Society for Psychological Anthropology
Oral Presentation Session
Contemporary yoga has been blossoming at the crossroads between Hindu and Euro-American traditions for more than one century. Bringing together provocative tensions between different conceptions of body, mind, and their multiple interminglings, contemporary yoga ashrams in Euro-America are loci of self-transformation through mind-conscious bodily practice. Relying upon an ongoing inquiry on Advaita Vedanta ashrams throughout the world, I explore the relationship between transformative events, namely mantra diksa (i.e. initiation by a personal mantra), and self-reconfiguration processes reshaping practitioners' lives.
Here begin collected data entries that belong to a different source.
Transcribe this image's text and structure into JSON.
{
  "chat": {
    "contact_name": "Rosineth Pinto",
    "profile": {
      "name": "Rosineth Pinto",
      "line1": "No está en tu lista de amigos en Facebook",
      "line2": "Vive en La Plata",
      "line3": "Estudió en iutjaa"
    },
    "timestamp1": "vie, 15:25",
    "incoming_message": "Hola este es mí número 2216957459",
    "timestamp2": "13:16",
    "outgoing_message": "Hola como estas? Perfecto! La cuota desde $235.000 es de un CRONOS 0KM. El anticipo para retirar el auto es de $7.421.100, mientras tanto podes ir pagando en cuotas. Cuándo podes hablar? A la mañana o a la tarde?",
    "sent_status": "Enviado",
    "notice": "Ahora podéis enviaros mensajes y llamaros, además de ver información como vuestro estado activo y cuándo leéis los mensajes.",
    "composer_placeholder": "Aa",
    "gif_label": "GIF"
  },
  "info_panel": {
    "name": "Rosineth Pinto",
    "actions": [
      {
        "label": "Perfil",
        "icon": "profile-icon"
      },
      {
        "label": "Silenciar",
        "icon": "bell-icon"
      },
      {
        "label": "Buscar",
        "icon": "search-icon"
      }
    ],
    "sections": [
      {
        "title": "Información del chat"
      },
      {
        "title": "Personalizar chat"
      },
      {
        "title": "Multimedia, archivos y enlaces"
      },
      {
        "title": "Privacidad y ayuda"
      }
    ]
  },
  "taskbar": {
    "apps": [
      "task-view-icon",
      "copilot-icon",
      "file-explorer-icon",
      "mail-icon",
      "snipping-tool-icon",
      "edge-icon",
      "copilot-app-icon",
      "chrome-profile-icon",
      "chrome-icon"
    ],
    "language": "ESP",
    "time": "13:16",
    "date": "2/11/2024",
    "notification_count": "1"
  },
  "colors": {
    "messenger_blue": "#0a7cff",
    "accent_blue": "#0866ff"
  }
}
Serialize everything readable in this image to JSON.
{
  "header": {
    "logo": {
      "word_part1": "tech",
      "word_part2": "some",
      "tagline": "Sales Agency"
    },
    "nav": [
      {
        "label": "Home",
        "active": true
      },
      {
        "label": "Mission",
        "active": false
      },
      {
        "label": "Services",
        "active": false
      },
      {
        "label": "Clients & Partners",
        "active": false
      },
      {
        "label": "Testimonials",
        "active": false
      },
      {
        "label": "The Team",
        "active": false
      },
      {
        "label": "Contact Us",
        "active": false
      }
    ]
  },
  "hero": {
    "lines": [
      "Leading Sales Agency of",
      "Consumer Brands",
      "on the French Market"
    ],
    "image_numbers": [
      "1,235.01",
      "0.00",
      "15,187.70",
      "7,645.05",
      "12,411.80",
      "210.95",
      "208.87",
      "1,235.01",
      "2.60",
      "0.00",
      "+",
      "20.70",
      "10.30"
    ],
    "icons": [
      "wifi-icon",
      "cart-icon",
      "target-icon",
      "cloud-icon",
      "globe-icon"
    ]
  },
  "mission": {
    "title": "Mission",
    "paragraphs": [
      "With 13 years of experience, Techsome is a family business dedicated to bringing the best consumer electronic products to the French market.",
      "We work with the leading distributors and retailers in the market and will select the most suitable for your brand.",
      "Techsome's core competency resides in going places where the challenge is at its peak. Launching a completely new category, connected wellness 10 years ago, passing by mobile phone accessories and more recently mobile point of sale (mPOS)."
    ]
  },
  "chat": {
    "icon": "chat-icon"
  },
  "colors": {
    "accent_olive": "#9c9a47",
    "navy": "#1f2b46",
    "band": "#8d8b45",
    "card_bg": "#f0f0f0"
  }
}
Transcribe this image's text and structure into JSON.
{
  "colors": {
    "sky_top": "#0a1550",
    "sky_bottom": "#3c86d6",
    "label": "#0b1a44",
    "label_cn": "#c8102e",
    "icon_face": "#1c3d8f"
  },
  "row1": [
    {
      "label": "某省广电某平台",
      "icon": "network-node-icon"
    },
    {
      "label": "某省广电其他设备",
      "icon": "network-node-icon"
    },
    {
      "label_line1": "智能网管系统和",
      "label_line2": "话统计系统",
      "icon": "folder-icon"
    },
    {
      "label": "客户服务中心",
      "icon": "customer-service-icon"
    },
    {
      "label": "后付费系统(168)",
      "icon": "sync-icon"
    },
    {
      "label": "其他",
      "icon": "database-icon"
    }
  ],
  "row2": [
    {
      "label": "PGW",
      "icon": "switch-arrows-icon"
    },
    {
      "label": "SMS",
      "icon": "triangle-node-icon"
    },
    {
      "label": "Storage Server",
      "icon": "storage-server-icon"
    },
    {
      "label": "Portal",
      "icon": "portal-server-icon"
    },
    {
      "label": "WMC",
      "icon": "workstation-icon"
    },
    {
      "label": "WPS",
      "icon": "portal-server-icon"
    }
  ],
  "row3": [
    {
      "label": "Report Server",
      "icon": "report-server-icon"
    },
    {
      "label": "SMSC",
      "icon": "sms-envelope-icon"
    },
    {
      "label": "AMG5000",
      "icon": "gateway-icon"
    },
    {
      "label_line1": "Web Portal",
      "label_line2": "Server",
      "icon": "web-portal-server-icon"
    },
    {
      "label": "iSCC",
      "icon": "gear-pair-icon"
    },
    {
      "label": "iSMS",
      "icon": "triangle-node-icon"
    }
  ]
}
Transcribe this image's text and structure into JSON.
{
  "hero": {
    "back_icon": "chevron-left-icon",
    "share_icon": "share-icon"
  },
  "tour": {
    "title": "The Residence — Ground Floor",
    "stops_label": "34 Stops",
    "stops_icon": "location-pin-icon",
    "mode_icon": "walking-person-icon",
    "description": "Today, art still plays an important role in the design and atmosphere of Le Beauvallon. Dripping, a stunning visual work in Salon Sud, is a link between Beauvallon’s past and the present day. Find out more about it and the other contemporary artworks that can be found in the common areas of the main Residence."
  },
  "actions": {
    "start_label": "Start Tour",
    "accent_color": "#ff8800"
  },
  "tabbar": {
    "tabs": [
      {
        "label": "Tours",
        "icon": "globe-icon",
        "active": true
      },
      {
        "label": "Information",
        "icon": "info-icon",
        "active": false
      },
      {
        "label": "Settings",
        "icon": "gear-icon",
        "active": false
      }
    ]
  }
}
By integrating insights from bio-social sciences, neuroanthropology and critical theory, I focus on key aspects of mind-body experience in advaita vedanta yoga, namely the embodiment of non-dualistic/non-binary ontologies. Non-binary ontologies are based on the belief that commonsensical dichotomies such as presence/absence, good/evil and material/immaterial are illusions to overcome in order to attain an enlightened state of consciousness. Paradox is deliberately used to unveil the illusoriness of such oppositions. Advaita yoga, for example, entails a deliberate paradox between enhancing bodily awareness and insisting on the unreality of the flesh. Mantra practice embodies this contradiction by making acoustic verbal vibrations both a hyper-sensuous and a bodily-transcending experience. I explore how non-dualistic spiritual paths are grounded in paradoxical feelings of the body, fostering a fluid dynamism between connection and disconnection to the immanence of sensations. This acquired fluidity has profoundly biological impact on the flexibility and overall physiological regulation of yogis. Thus, mantra practice is a salient site or understanding the bio-looping between bodily transformation, cultural meaning, and the ontology of the "disembodied flesh".